It is also unclear why modulation of beta should predict consolidation on the visual task, but not the procedural task. Previous work has shown that the frontal cortices are dominated by beta activity during REM43. Beta bursts between the anterior cingulate and the dorsolateral prefrontal cortex, two structures associated with memory and consolidation, showed high coherence during REM. The authors speculated that beta may therefore be important for connectivity, coordinating the activity of these structures in REM. Indeed, there is evidence that visual perception learning may be facilitated by interactions of visual and prefrontal areas44. Thus, if beta does play a general role in connectivity, that could explain why increases in post-stimulus beta power predicted improvements in VDT. Furthermore, our Beta responses start at frequencies as low as 10 Hz which includes activations in the range of sensorimotor rhythms (SMR: 9–16 Hz)45. Recent work suggests that increases in SMR activity during phasic REM may be related to increased behavioural performance, mainly in central electrodes46. SMR is usually associated with increases in higher frequencies (Beta and Gamma)47, so our stimulation might have enhanced common mechanisms which are beneficial for task performance. Turning to the question of localization, with our limited spatial sampling it is difficult to infer which cortical areas are involved in the observed beta and theta dynamics. However, the topographic patterns we observe suggest that cortical activity related to changes in the MTT may spread across different regions, whereas changes in the VDT may be mediated by central and prefrontal cortices, as already suggested48.

Several studies have evaluated the effects of REM stimulation on memory consolidation. In general, these studies use targeted memory reactivation (TMR) in which cue sounds previously associated with learned material in wake are re-presented during sleep. TMR triggers reactivation49,50 and consolidation51,52 when applied in NREM sleep. In a marked distinction from the TMR work, the sounds applied in our study were completely novel and unrelated to the learning tasks. Because our auditory stimulus was not associated with any memory it could not have triggered reactivation. Even so, the auditory stimulation was able to alter the REM-related memory processes, and this was likely due to the way in which the auditory stimulation impacts the pattern of neural oscillations in REM, rather than triggering memory reactivation.

We would like to recognize some limitations in our study. First, our sample size is small, and although it was enough for 80% power in the expected behavioural responses, our regression analyses are underpowered and the results are therefore not yet generalizable. Furthermore, we cannot evaluate other factors that might influence the changes in performance across conditions in the same regressions. Also, in terms of the accuracy of stimulation, our clicks occurred within REM sleep at >88% accuracy, but only occurred on the same EMs as triggered them with <50% accuracy. This suggests that our results are not necessarily linked to the EM itself, but rather to receiving the click during REM.

Commercial devices which aim to boost the cognitive function of sleep using external stimuli are now on the rise. However, we caution that these types of stimuli may decrease some of the behavioural benefits of sleep while enhancing others. Our data show this bivalent effect for stimulations during REM sleep, but further studies should address this concern and examine the potential diminishing memory-related effects of NREM sleep stimulation too.

Methods

Participants

Twenty right-handed healthy participants (age: 22.75 ± 6.49, range 18–38; 7 males) with self-declared normal hearing and no history of sleep disorders completed the study. Exclusion criteria also included any use of psychoactive drugs or medications. The participants agreed not to consume caffeine or engage in extreme physical exercise within 12 h before every visit to the laboratory, and not to consume alcohol within 24 h before each visit. All participants provided written informed consent according to the ethics committee from Cardiff University School of Psychology and the Declaration of Helsinki.

Experimental procedure

Experimental procedures were carried out in the sleep laboratories at Cardiff University Brain Research Centre (CUBRIC).
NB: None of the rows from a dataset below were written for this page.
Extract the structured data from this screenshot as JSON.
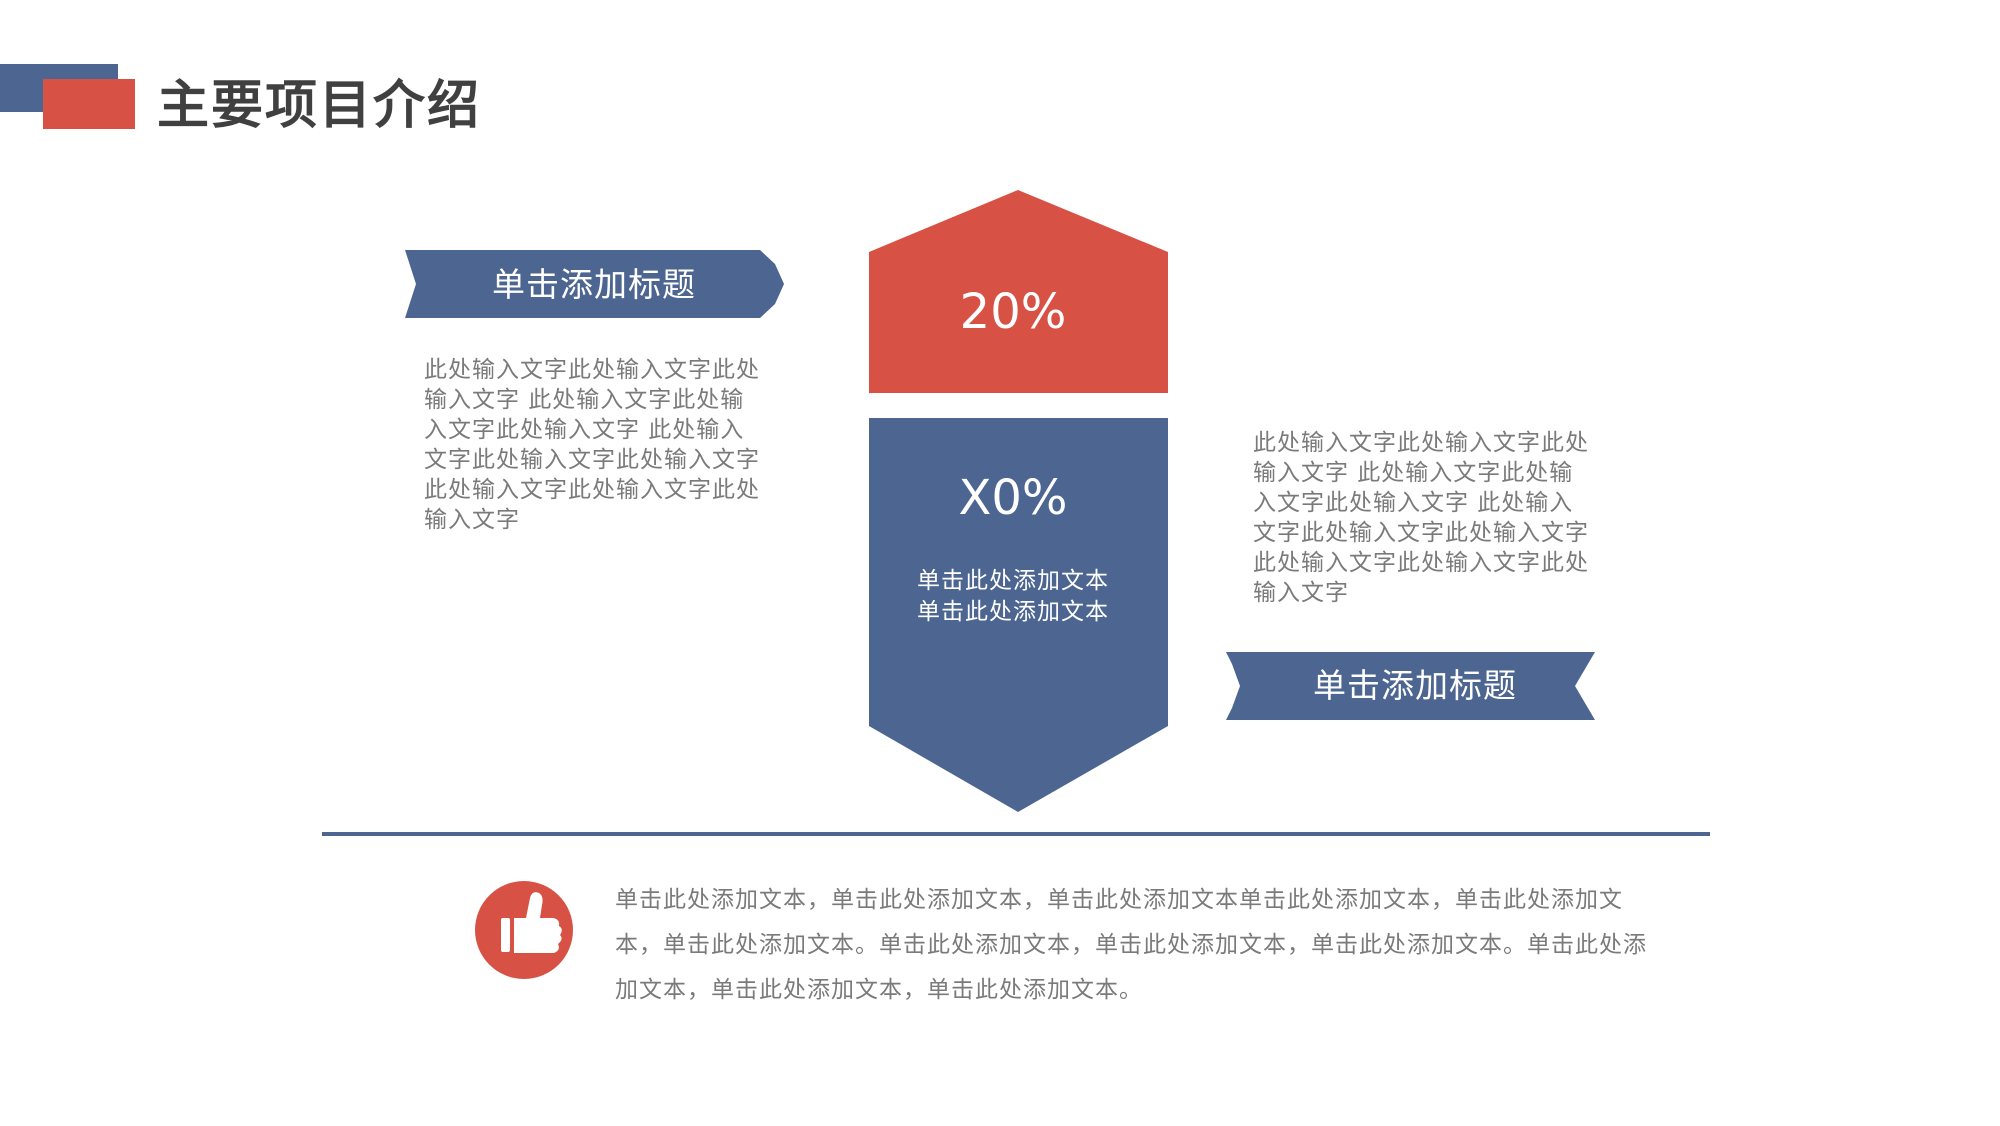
{
  "header": {
    "title": "主要项目介绍"
  },
  "left_card": {
    "title": "单击添加标题",
    "body": "此处输入文字此处输入文字此处输入文字 此处输入文字此处输入文字此处输入文字 此处输入文字此处输入文字此处输入文字 此处输入文字此处输入文字此处输入文字"
  },
  "right_card": {
    "title": "单击添加标题",
    "body": "此处输入文字此处输入文字此处输入文字 此处输入文字此处输入文字此处输入文字 此处输入文字此处输入文字此处输入文字 此处输入文字此处输入文字此处输入文字"
  },
  "center": {
    "top_value": "20%",
    "bottom_value": "X0%",
    "bottom_line1": "单击此处添加文本",
    "bottom_line2": "单击此处添加文本"
  },
  "footer": {
    "icon": "thumbs-up-icon",
    "text": "单击此处添加文本，单击此处添加文本，单击此处添加文本单击此处添加文本，单击此处添加文本，单击此处添加文本。单击此处添加文本，单击此处添加文本，单击此处添加文本。单击此处添加文本，单击此处添加文本，单击此处添加文本。"
  },
  "colors": {
    "accent_red": "#d85145",
    "accent_blue": "#4d6591",
    "text_gray": "#7a7a7a",
    "title_gray": "#404040"
  }
}
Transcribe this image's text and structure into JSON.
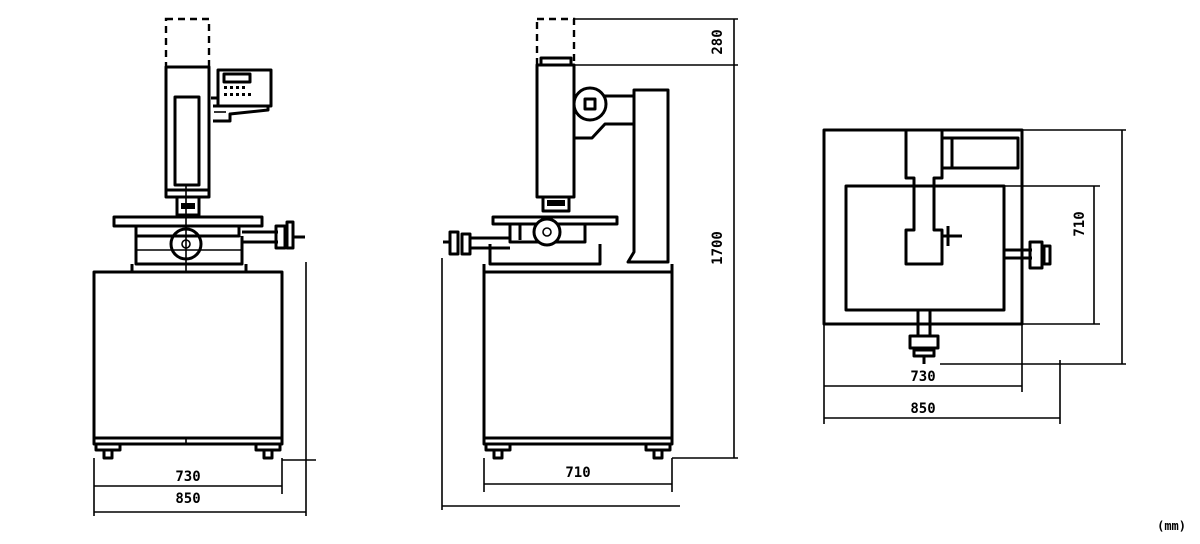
{
  "front_view": {
    "dim_width_inner": "730",
    "dim_width_outer": "850"
  },
  "side_view": {
    "dim_depth": "710",
    "dim_height": "1700",
    "dim_top_extension": "280"
  },
  "top_view": {
    "dim_width_inner": "730",
    "dim_width_outer": "850",
    "dim_depth": "710"
  },
  "units_label": "(mm)"
}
The participants spent two experimental nights in the laboratory undergoing one night with no-stimulation control condition (CNT) and one night with auditory stimulation (STM). The order of the experimental nights was balanced across subjects and separated by at least one week. Upon arrival, participants first completed a series of questionnaires including the Stanford Sleepiness Scale (SSS)53 to determine their level of alertness and the Positive and Negative Affect Schedule (PANAS) scale54 to evaluate their mood. All participants were trained in three different behavioural tasks: an attention task: a psychomotor vigilance test (PVT), a visual task: a visual texture discrimination test (VDT) and a procedural task: a mirror-tracing test (MTT). These behavioural tasks were also presented in a counterbalanced order across subjects. Participants went to bed at around 11:30 p.m. After 7 h of sleep, participants had the opportunity to shower while recovering from sleep inertia. Around 1 h after awakening, performance on the behavioural tasks was tested again, in the same order as in the evening before sleep. Due to technical reasons, two participants did not complete the VDT testing in one of the four sessions. Therefore, these two subjects were excluded from the VDT analysis but were included in the electrophysiological and behavioural analyses of the other tasks. Similarly, the polysomnographic recordings of one participant were not completed during the CNT night because of the midnight failure of the EEG system. Hence, this participant was included in the comparisons of behavioural performance, but it was excluded when comparing the cortical response or sleep architecture.

Behavioural tasks

PVT was applied to test the sustained attention of the participants55. In this task, the participants were told to focus on a black background of a computer screen. A counter appeared on the centre of the screen with an inter-stimulus interval (ISI) jittered between 2 and 10 s. The participants were instructed to press the spacebar as soon as the counter appeared. Their response time was presented in milliseconds upon pressing the spacebar. This process was repeated for 10 min after which the participants had at least a 5-min break before continuing to the next task.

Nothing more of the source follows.